Братья ему двери сейчас отворили и давай его вспрашивать, не видал ли, дескать, чего диковинного. Он им отвечает, на мою счастью, говорит, я ничего не видал, — на мою счастью, дюже холод был. Потом стало во второй раз смеркаться, надо середнему брату собираться. Он сейчас взял вилы, топор и отправляется будто на дозор, а сам пошел на сенник и так-то сладко проспал, аж слюни потекли. Наране приходит, всходит на крыльцо, и стучит опять в кольцо, — мол, отворяйте скорее, я, говорит, вымок весь. Братья двери отворяли и опять давай его пытать, не видал ли чего диковинного, а он опять им отвечает, что на мою, мол, счастью дож дюже силен был, такой, говорит, трескун, я весь мокрый пришел. А какой там мокрый, он просто взял да водой весь облился, чтоб, значит, ему больше поверили… Чуете, намек-то какой?

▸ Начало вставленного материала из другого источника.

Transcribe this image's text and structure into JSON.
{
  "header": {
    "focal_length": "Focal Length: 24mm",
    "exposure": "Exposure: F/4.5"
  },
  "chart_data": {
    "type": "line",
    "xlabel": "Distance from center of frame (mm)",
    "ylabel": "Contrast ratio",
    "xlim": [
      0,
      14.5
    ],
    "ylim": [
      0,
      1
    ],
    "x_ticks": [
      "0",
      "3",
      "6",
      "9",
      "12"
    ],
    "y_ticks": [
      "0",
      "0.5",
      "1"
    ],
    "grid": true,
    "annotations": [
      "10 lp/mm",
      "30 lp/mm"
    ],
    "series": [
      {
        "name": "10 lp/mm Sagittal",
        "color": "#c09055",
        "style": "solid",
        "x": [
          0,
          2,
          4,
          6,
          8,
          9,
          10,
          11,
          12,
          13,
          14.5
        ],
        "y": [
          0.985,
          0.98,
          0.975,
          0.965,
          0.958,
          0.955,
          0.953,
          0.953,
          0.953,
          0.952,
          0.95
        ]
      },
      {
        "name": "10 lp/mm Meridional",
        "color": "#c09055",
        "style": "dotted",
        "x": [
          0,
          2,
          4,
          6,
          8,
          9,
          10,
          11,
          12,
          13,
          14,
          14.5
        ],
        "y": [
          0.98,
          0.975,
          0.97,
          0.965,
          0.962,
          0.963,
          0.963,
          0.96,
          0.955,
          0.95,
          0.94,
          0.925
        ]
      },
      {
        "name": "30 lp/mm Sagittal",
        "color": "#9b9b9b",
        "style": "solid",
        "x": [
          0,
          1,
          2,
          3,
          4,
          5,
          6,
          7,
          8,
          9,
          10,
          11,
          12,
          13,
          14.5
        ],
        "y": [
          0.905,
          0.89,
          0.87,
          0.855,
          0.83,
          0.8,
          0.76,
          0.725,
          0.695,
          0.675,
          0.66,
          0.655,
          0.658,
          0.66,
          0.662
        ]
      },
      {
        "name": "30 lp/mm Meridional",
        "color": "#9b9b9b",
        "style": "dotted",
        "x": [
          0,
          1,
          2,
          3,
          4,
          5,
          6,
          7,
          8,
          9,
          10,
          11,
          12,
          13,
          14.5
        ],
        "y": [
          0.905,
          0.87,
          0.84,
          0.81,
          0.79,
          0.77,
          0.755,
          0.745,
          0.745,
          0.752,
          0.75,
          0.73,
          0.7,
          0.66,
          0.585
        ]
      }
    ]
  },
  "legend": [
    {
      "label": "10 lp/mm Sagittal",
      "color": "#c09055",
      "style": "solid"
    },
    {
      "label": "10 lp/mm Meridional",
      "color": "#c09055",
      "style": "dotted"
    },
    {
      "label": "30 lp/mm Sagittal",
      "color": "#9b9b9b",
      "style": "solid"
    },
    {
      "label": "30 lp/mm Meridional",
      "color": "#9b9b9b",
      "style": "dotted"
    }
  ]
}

— На кого намек, Яков Демидыч?
— Да хоть на меня на такого-то. Вы небось думаете — он сад караулит, а я лежу себе да тем сном занимаюсь. — Ну, да ладно. Слушайте, что дальше-то будет: — Так, значит, кинулся к нему отец, ты, говорит, у меня первый молодец, теперь, говорит, двое, слава богу, откараулили. Потом в третий раз стало смеркаться, надо меньшому, дураку собираться, а он и ухом не ведет, на печке каряки дерет. Тут братья стали его умолять, стали его восхвалять, — обязательно, говорят, тебе, Ваня, надо иттить, ты, говорят, у нас всему дому голова. А он опять свое, — лежит, не слухается их. Потом стал умолять его отец, ступай, мол, Ванюша, на караул, я поеду на базар, куплю тебе, говорит, бобов, а еще шапочкю с красным околом и с гремучим позвонком, — ну и уговорил его…
Этот Ваня с печи, значит, слезая, малахай на себя надевая, кушачкем подпоясывается, кладе за пазуху краюшечкю и отправляется на этот самый караул, на стражу. Вот он округ поля обходит и к кусту подходит, к какому-нибудь, значит, дереву ракитовому, сел под тем кустом, звездочки на небе считает, а краюшечкю уплетает. Вдруг ему что-й-то на ум блеснуло, он глянул из-под рукавицы и осмотрел белую кобылицу, а кобылица та была ровно как зимушка бела. Ну, он и обрадовался. Стой, думает себе, что за диво такая? Сейчас ее догнал, задом наперед оседлал, за хвост ухватился и по полю покатился. Она его и помчала, — мчала по горам, мчала по лесам, потом, стало быть, остановилась и к нему с речью обратилась, я, говорит, приведу тебе двух коньков золотогривых, все в мелких хвост кольца завитые…
— Постой, Яков Демидыч, это что-то неладное. Как это ‘в мелких хвост кольца завитые’?
— Атак, волночатый, значит, хвост, весь в кольца завивается. Да вы не сбивайте меня, а то мне скушно станет…
Уходим мы поздно, когда уже краснеет за почерневшим и ставшим как будто меньше и ниже садом зарево восходящего ущербленного месяца.